CI codecov MIT license

CovarianceFunctions.jl's primary goal are efficient computations with kernel matrices, also called Gramian's. To this end, the package implements a lazy Gramian type, which can be used to solve linear algebraic problems arising in kernel methods efficiently without running out of memory. Further, the code automatically recognizes when certain linear algebraic structures are present and exploits them for computational efficiency, in particular for fast matrix-vector multiplications (MVMs).

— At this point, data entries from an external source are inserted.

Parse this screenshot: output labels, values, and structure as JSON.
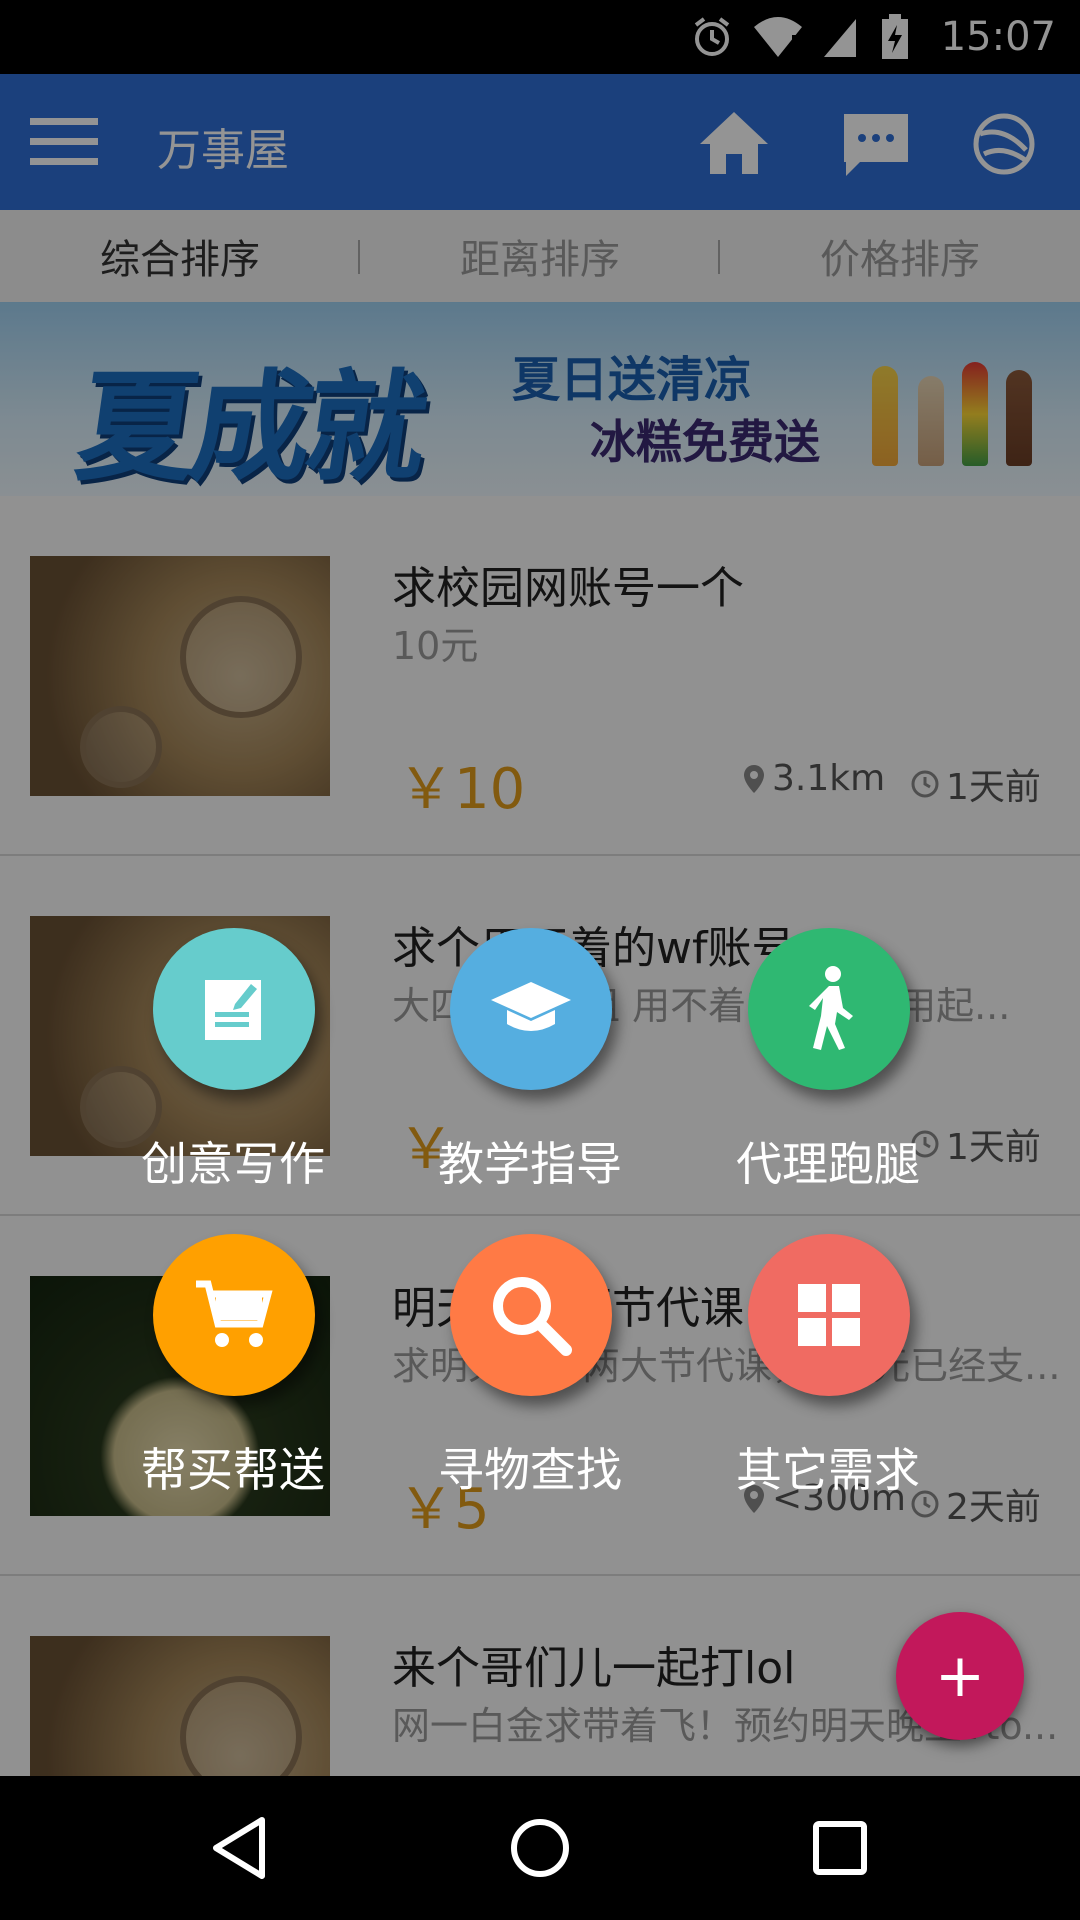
{
  "status_bar": {
    "time": "15:07"
  },
  "app_bar": {
    "title": "万事屋"
  },
  "sort_tabs": [
    {
      "label": "综合排序"
    },
    {
      "label": "距离排序"
    },
    {
      "label": "价格排序"
    }
  ],
  "banner": {
    "headline": "夏成就",
    "line1": "夏日送清凉",
    "line2": "冰糕免费送"
  },
  "items": [
    {
      "title": "求校园网账号一个",
      "desc": "10元",
      "price": "￥10",
      "distance": "3.1km",
      "time": "1天前"
    },
    {
      "title": "求个用不着的wf账号...",
      "desc": "大四学长学姐 用不着的快快利用起...",
      "price": "￥",
      "distance": "",
      "time": "1天前"
    },
    {
      "title": "明天下午两节代课",
      "desc": "求明天下午两大节代课，给5元已经支...",
      "price": "￥5",
      "distance": "<300m",
      "time": "2天前"
    },
    {
      "title": "来个哥们儿一起打lol",
      "desc": "网一白金求带着飞！预约明天晚上vto...",
      "price": "",
      "distance": "",
      "time": ""
    }
  ],
  "categories": [
    {
      "label": "创意写作",
      "icon": "note-edit-icon",
      "color": "#66cccc"
    },
    {
      "label": "教学指导",
      "icon": "graduation-cap-icon",
      "color": "#55aee0"
    },
    {
      "label": "代理跑腿",
      "icon": "walking-person-icon",
      "color": "#2fb872"
    },
    {
      "label": "帮买帮送",
      "icon": "shopping-cart-icon",
      "color": "#ffa000"
    },
    {
      "label": "寻物查找",
      "icon": "search-icon",
      "color": "#ff7a45"
    },
    {
      "label": "其它需求",
      "icon": "grid-icon",
      "color": "#f06b62"
    }
  ],
  "fab": {
    "label": "+",
    "color": "#c2185b"
  },
  "colors": {
    "app_bar": "#2f6fd6",
    "price": "#e19b1a"
  }
}
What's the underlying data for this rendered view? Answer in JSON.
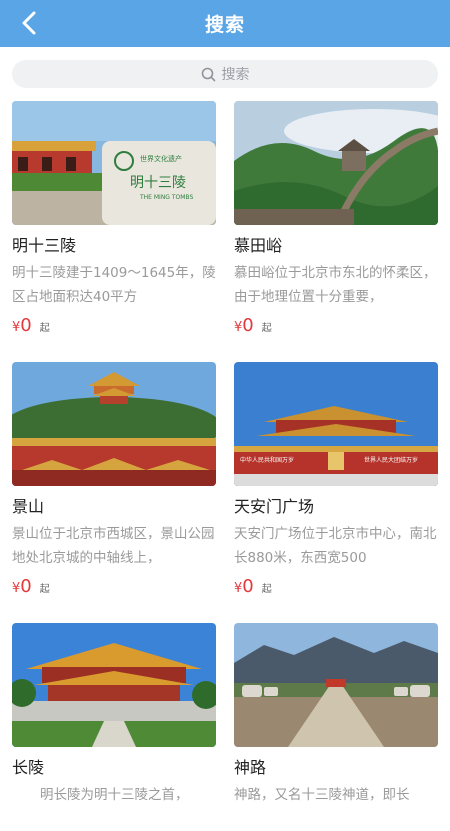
{
  "header": {
    "title": "搜索",
    "back_icon": "chevron-left-icon"
  },
  "search": {
    "placeholder": "搜索",
    "icon": "search-icon"
  },
  "spots": [
    {
      "name": "明十三陵",
      "desc": "明十三陵建于1409～1645年，陵区占地面积达40平方",
      "currency": "¥",
      "price": "0",
      "suffix": "起",
      "sign_line1": "世界文化遗产",
      "sign_line2": "明十三陵",
      "sign_line3": "THE MING TOMBS"
    },
    {
      "name": "慕田峪",
      "desc": "慕田峪位于北京市东北的怀柔区，由于地理位置十分重要，",
      "currency": "¥",
      "price": "0",
      "suffix": "起"
    },
    {
      "name": "景山",
      "desc": "景山位于北京市西城区，景山公园地处北京城的中轴线上，",
      "currency": "¥",
      "price": "0",
      "suffix": "起"
    },
    {
      "name": "天安门广场",
      "desc": "天安门广场位于北京市中心，南北长880米，东西宽500",
      "currency": "¥",
      "price": "0",
      "suffix": "起",
      "banner_left": "中华人民共和国万岁",
      "banner_right": "世界人民大团结万岁"
    },
    {
      "name": "长陵",
      "desc": "明长陵为明十三陵之首，",
      "currency": "",
      "price": "",
      "suffix": ""
    },
    {
      "name": "神路",
      "desc": "神路，又名十三陵神道，即长",
      "currency": "",
      "price": "",
      "suffix": ""
    }
  ],
  "colors": {
    "header": "#5aa5e6",
    "price": "#e4393c"
  }
}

Feature highlights include

  • Lazy representation: kernel matrices with O(1) memory footprint and efficient, parallelized MVMs.
  • Gradient observations: O(n²d) exact MVMs with kernel matrices arising from GPs with gradient observations, in contrast to the naïve O(n²d²) complexity.
  • Hessian observations: O(n²d²) exact MVMs with kernel matrices arising from GPs with Hessian observations in contrast to the naïve O(n²d⁴) complexity.
  • Toeplitz structure: O(n⋅log(n)) exact MVMs and O(n²) exact linear solves with isotropic kernel matrices on a uniform grid.
  • Kronecker structure: O(nᵈ⁺¹) exact MVMs and O(nᵈ⁺²) exact linear solves with separable product kernels matrices on a Cartesian grid in d dimensions.
  • Barnes-Hut algorithm: O(n⋅log(n)) approximate MVMs with isotropic kernel matrices.
  • Sparsification: O(nk⋅log(n)) sparsification of isotropic kernel matrices to specified tolerance with subsequent O(k) MVMs, where k is the number of non-zeros.

Basic Usage

This example shows how to construct a kernel matrix using the gramian function and highlights the small memory footprint of the lazy representation and the matrix-vector multiplication with mul!.

using CovarianceFunctions
using LinearAlgebra
k = CovarianceFunctions.MaternP(2); # Matérn kernel with ν = 2.5
d, n = 3, 16384; # generating data with large number of samples
x = [randn(d) for _ in 1:n]; # data is vector of vectors

@time K = gramian(k, x); # instantiating lazy Gramian matrix
  0.000005 seconds (1 allocation: 48 bytes)
size(K)
  (16384, 16384)

a = randn(n);
b = zero(a);
@time mul!(b, K, a); # multiplying with K allocates little memory
    0.584813 seconds (51 allocations: 4.875 KiB)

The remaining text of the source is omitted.